Dans un entretien accordé à Fox News, il a annoncé que les États-Unis s’apprêtaient à viser des infrastructures stratégiques du pays.

« Nous allons les frapper très durement ce soir, demain soir et la nuit suivante. La semaine prochaine, ce sera encore pire : nous viserons leurs centrales électriques et leurs ponts », a déclaré Donald Trump. « Nous détruirons toutes leurs centrales électriques et tous leurs ponts s’ils ne reviennent pas négocier », a-t-il ajouté.

Donald Trump a également accusé l’Iran d’avoir fait échouer un accord qui était, selon lui, sur le point d’être conclu. « Il y a deux jours, nous avions un accord, puis ils l’ont rompu au dernier moment », a-t-il déclaré, tout en accusant les dirigeants iraniens de mentir systématiquement sur le contenu des discussions.

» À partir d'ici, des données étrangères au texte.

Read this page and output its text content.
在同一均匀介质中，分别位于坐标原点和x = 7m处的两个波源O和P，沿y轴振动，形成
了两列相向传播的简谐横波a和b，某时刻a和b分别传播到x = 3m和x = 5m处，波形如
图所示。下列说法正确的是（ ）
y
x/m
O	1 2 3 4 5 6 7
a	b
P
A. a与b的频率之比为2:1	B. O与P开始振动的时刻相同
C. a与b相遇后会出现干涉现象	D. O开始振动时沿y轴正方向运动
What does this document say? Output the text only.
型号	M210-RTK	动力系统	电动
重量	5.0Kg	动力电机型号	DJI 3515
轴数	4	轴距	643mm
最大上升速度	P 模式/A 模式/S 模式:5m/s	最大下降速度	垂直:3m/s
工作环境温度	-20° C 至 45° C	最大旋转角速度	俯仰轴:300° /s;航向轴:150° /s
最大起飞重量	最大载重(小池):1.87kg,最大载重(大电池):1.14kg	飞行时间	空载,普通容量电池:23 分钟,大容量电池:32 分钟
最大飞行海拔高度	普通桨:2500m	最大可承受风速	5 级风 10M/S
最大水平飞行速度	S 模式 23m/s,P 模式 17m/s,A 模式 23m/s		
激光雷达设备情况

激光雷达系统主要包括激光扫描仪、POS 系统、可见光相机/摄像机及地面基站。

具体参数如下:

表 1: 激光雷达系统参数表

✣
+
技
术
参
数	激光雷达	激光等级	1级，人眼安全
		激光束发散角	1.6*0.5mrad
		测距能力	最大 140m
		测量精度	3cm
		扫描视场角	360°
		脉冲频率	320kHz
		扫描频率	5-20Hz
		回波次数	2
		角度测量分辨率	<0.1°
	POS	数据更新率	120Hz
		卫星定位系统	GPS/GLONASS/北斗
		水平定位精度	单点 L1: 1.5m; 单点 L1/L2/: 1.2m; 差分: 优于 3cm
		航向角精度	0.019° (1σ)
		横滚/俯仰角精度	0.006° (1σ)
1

Ces déclarations interviennent alors que les États-Unis ont rétabli un blocus naval contre l’Iran. Le Commandement central américain (CENTCOM) a confirmé avoir repris les opérations visant les navires liés aux ports iraniens et lancé une nouvelle vague de frappes contre des sites militaires utilisés pour menacer la navigation commerciale dans le détroit d’Ormuz.

Dans le même temps, les médias iraniens ont fait état d’explosions dans plusieurs régions du pays, notamment à Qeshm, Bandar Abbas, Ahvaz, ainsi qu’à proximité de la centrale nucléaire de Bushehr, où les systèmes de défense antiaérienne auraient été activés.